A Coles shopper was stunned to find produce in 'excellent condition' in a green bin outside of a store in Rose Bay. Source: Facebook

“Except for an overripe banana, all of the produce was in excellent condition as you can see clearly in these photos,” he posted in a local Facebook group on Wednesday. Several images show the bin on its side with tomatoes, potatoes, celery, onions and nectarines pushing on the lid — with some still in plastic bags.

“Not sure about the rest of you, but I went grocery shopping for the family last weekend and felt sick at the cash register because of the total cost of our shopping,” the frustrated man said, tagging Member for Wentworth Allegra Spender in the post. “If you couldn’t afford fresh tomatoes when you last went shopping, these guys are chucking them in the bin!”

He went on to ask the MP if there was anyone that came to mind that could use these fresh vegetables and fruits to feed their family. “I definitely could,” he said.

Coles shopper left 'fuming' after seeing produce

Several horrified locals responded that they too could use the discarded produce, with one shopper deeming the dumping “heartbreaking and cruel”.

Food wastage is such a tragic issue when so many are going hungry/not able to eat nutritious food,” a person said. “It’s such a huge, disgusting waste,” another commented.

Left: An onion and a packet of broccoli sprouts on the fallen green bin. Right: The produce, some still wrapped in plastic, sticking out of the fallen Coles wheelie bin.
One local woman said she struggled to find sweet potatoes in the Coles store in Rose Bay, but was 'fuming' after seeing them in the bin. Source: Facebook

One woman said she had also spotted the produce in the bin after shopping at Coles and was “fuming”. “Not one sweet potato in store, and then a heap [were] on the floor looking perfectly fine outside! I almost stopped and grabbed some,” she said.

Numerous other people questioned why the food wasn’t given to a local shelter or charity.

Coles responds to man's bin complaint

Coles, which as well as Woolworths has previously come under fire for their “unrealistic beauty standards” regarding produce, responded to the man’s online complaint.

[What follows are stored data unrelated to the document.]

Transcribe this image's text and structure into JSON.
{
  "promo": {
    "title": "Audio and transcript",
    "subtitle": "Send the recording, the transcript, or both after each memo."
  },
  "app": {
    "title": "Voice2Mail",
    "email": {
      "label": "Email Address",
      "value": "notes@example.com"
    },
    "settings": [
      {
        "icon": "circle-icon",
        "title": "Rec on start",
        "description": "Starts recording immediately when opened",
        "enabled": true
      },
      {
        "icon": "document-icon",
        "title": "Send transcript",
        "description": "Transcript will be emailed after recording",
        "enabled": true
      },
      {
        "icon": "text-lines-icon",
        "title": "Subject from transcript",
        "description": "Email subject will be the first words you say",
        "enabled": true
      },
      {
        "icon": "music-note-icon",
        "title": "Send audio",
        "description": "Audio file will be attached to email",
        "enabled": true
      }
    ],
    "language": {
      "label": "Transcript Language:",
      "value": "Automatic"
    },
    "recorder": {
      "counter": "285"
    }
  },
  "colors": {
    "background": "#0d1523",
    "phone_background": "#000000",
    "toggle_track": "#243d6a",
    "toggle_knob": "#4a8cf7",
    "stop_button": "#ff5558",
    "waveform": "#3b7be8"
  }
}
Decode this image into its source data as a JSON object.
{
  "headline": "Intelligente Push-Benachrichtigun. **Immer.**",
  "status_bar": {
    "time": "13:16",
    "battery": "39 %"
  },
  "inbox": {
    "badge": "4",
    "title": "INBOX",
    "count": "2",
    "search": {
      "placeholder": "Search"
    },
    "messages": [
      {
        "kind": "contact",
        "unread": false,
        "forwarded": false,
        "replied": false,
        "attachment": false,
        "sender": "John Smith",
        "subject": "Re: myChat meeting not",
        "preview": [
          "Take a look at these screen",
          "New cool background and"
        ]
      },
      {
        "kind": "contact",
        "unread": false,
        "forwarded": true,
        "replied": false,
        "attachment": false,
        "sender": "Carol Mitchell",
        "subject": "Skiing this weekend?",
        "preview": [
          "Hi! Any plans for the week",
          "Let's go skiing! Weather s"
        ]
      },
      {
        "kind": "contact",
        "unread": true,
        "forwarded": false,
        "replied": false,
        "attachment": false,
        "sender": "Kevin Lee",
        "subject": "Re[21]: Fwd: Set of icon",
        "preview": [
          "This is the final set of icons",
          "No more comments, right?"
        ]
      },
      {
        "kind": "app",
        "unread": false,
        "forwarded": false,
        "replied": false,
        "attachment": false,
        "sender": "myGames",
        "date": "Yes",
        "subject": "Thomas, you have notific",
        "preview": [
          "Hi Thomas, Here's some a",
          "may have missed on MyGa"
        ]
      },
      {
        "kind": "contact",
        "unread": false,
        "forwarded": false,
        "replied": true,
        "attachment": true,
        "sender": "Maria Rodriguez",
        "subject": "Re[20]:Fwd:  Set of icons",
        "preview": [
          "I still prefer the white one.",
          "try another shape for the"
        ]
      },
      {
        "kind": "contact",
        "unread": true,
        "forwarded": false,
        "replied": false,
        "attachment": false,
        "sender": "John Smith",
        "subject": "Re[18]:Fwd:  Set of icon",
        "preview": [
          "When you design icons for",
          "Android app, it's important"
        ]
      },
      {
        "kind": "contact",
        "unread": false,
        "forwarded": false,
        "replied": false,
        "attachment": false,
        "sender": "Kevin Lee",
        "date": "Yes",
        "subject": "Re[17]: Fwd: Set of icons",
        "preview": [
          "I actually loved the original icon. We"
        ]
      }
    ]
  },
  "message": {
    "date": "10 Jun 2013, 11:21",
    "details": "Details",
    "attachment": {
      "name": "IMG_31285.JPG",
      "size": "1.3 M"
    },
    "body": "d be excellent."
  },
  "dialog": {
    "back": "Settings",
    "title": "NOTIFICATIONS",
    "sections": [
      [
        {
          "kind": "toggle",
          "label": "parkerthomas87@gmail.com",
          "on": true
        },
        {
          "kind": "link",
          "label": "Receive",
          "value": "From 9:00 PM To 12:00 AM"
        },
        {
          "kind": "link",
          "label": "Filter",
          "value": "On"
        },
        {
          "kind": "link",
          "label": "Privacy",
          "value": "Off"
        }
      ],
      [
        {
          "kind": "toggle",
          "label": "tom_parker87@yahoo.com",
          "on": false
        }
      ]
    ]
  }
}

In a follow-up post, the Bondi resident shared his conversation with a spokesperson for the supermarket via Facebook messenger. “We’re concerned to learn of your dissatisfaction and extend our apologies,” the response reads. “We recognise that food waste is a significant issue in Australia and are supportive of considered industry reform that seeks to address the problem.”

The man’s feedback “has been forwarded to the relevant team for their review and action”.

Coles partnered with SecondBite in 2011 to provide meals for those in need and in 2019 launched its “I’m Perfect” range featuring produce which is “slightly flawed in appearance”.

A Coles spokesperson told Yahoo News Australia it is “proud of [it's] partnership with food rescue organisation Secondbite and Foodbank and have been working together in the fight against food hunger and food waste”.

“As a food retailer, we love food and do not want it to go to waste. Last financial year, we donated nearly 20,000 tonnes or the equivalent of more than 39 million meals to rescue organisations SecondBite and hunger relief charity Foodbank.”

“We have other food waste solutions including donations to farmers and animal or wildlife services as well as organic food collections.”